Calculating the age-stratified infection fatality ratio (IFR) of COVID-19
Updated: 10 June 2020
Author: Marc Bevand
The largest serological prevalence survey of COVID-19 was conducted by Spain
during the second round of a study that analyzed 63 564 samples between 18 May
2020 and 01 June 2020. We used its provisional results published on 03
June to calculate the overall and age-stratified IFR of COVID-19 with the
Python script calc_ifr.py:
$ ./calc_ifr.py
Ages 0 to 9: 115013 infected, 4 deaths, 0.003% IFR
Ages 10 to 19: 177929 infected, 7 deaths, 0.004% IFR
Ages 20 to 29: 212099 infected, 32 deaths, 0.015% IFR
Ages 30 to 39: 281290 infected, 86 deaths, 0.030% IFR
Ages 40 to 49: 447942 infected, 287 deaths, 0.064% IFR
Ages 50 to 59: 410213 infected, 874 deaths, 0.213% IFR
Ages 60 to 69: 334709 infected, 2404 deaths, 0.718% IFR
Ages 70 to 79: 270572 infected, 6451 deaths, 2.384% IFR
Ages 80 to 89: 131703 infected, 11150 deaths, 8.466% IFR
Ages 90 to 199: 46631 infected, 5827 deaths, 12.497% IFR
Ages 0 to 199: 2428102 infected, 27121 deaths, 1.117% IFR
The average IFR for Spain is 1.117%. However the true IFR may be higher due to right-censoring and under-reporting of deaths.

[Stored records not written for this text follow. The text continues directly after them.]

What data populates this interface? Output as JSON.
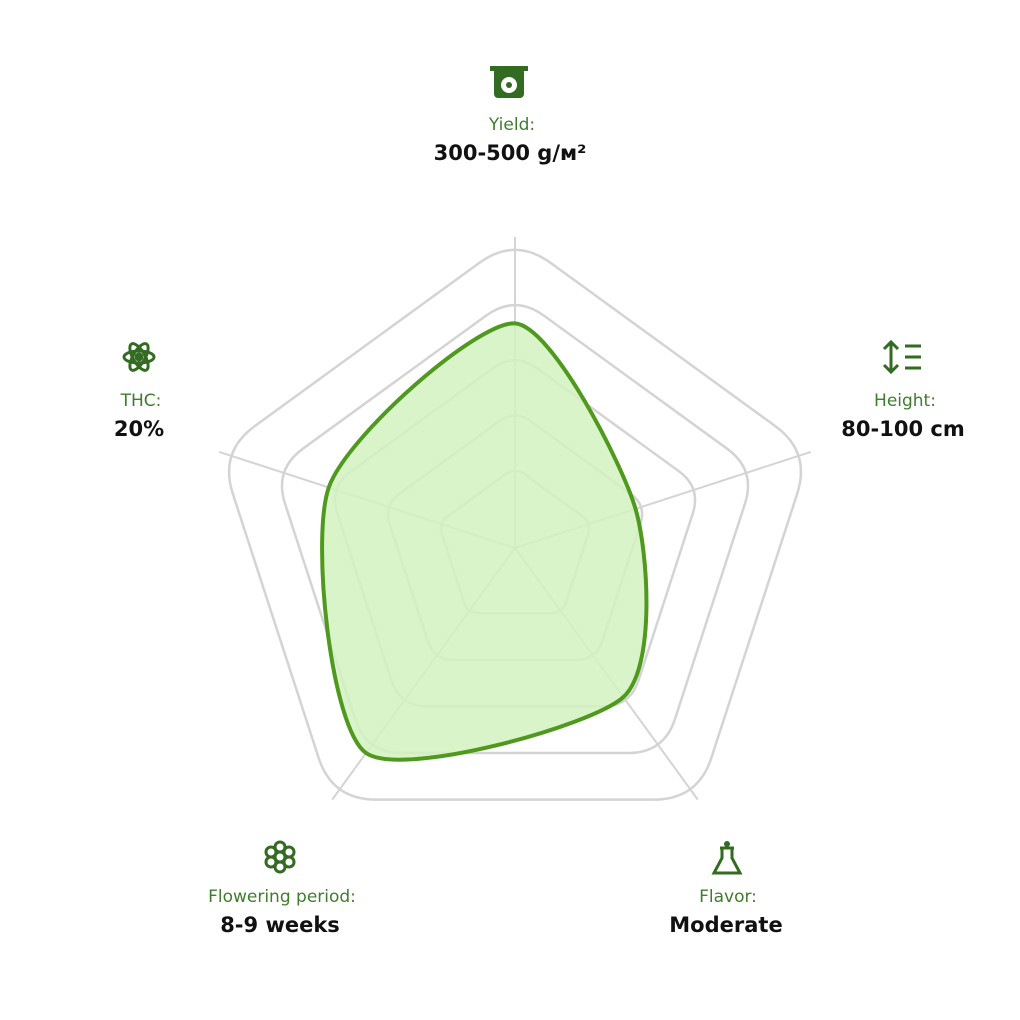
{
  "chart_data": {
    "type": "radar",
    "categories": [
      "Yield:",
      "Height:",
      "Flavor:",
      "Flowering period:",
      "THC:"
    ],
    "descriptions": [
      "300-500 g/м²",
      "80-100 cm",
      "Moderate",
      "8-9 weeks",
      "20%"
    ],
    "values": [
      3.5,
      1.8,
      2.8,
      4.0,
      3.0
    ],
    "ylim": [
      -0.4,
      5
    ],
    "yticks": [
      1,
      2,
      3,
      4,
      5
    ],
    "color": "#4f9a1e",
    "fill": "#d3f2bf",
    "grid": true
  }
}
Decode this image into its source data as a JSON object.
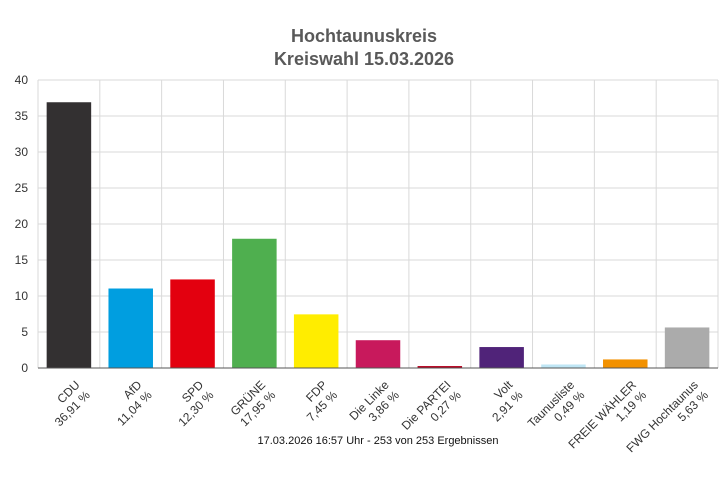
{
  "chart_data": {
    "type": "bar",
    "title": "Hochtaunuskreis",
    "subtitle": "Kreiswahl 15.03.2026",
    "ylim": [
      0,
      40
    ],
    "yticks": [
      0,
      5,
      10,
      15,
      20,
      25,
      30,
      35,
      40
    ],
    "grid": true,
    "categories": [
      "CDU",
      "AfD",
      "SPD",
      "GRÜNE",
      "FDP",
      "Die Linke",
      "Die PARTEI",
      "Volt",
      "Taunusliste",
      "FREIE WÄHLER",
      "FWG Hochtaunus"
    ],
    "value_labels": [
      "36,91 %",
      "11,04 %",
      "12,30 %",
      "17,95 %",
      "7,45 %",
      "3,86 %",
      "0,27 %",
      "2,91 %",
      "0,49 %",
      "1,19 %",
      "5,63 %"
    ],
    "values": [
      36.91,
      11.04,
      12.3,
      17.95,
      7.45,
      3.86,
      0.27,
      2.91,
      0.49,
      1.19,
      5.63
    ],
    "colors": [
      "#333031",
      "#009EE0",
      "#E3000F",
      "#4FAF4F",
      "#FFED00",
      "#C8195C",
      "#B5001D",
      "#502379",
      "#BFE6F5",
      "#F29100",
      "#ABABAB"
    ],
    "footer": "17.03.2026 16:57 Uhr - 253 von 253 Ergebnissen"
  }
}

The Spanish serological study remains the largest published study available to this day. The age-stratified IFR was calculated from three sources:
- Detailed prevalence data for age brackets, from the serosurvey (table 1)
- Total deaths and deaths per age bracket from the Ministry of Health's daily report for 29 May (table 2 and table 3)
- Population pyramid for Spain, from worldpopulationreview.com
In order to minimize right-censoring, the parameters total deaths and deaths per age bracket should be obtained from a point in time as close as possible to when the serosurvey was conducted (18 May to 01 June.) We found only two Ministry of Health reports in this time period that document deaths per age brackets: 18 May, 29 May. However the Ministry of Health has made significant corrections to deaths statistics on 25 May by subtracting approximately 2 000 deaths. Therefore we trusted the statistics from 29 May over those of 18 May.
Important detail to note: there were 26 744 total deaths, however age information was only available for 18 722 deaths, and was missing for 8 022 deaths. We assume that these 8 022 deaths were distributed proportionally—not equally—among age brackets, which seems to be a reasonable assumption.
Applying the age-stratified IFR to other countries
The script calc_ifr.py is also able to apply the age-stratified IFR to
another population pyramid, thus calculating the expected average IFR for other
countries.
In the second half of the script, edit pyramid_target with the demographics data.
As an example, we supply pyramid data for the United States and calculate an IFR of 0.658%:
$ ./calc_ifr.py
[...]
IFR on target country assuming disease prevalence equal among ages: 0.658%
However IFR is highly dependent on factors other than age: availability of healthcare, population health, etc, so this estimate should be interpreted with caution.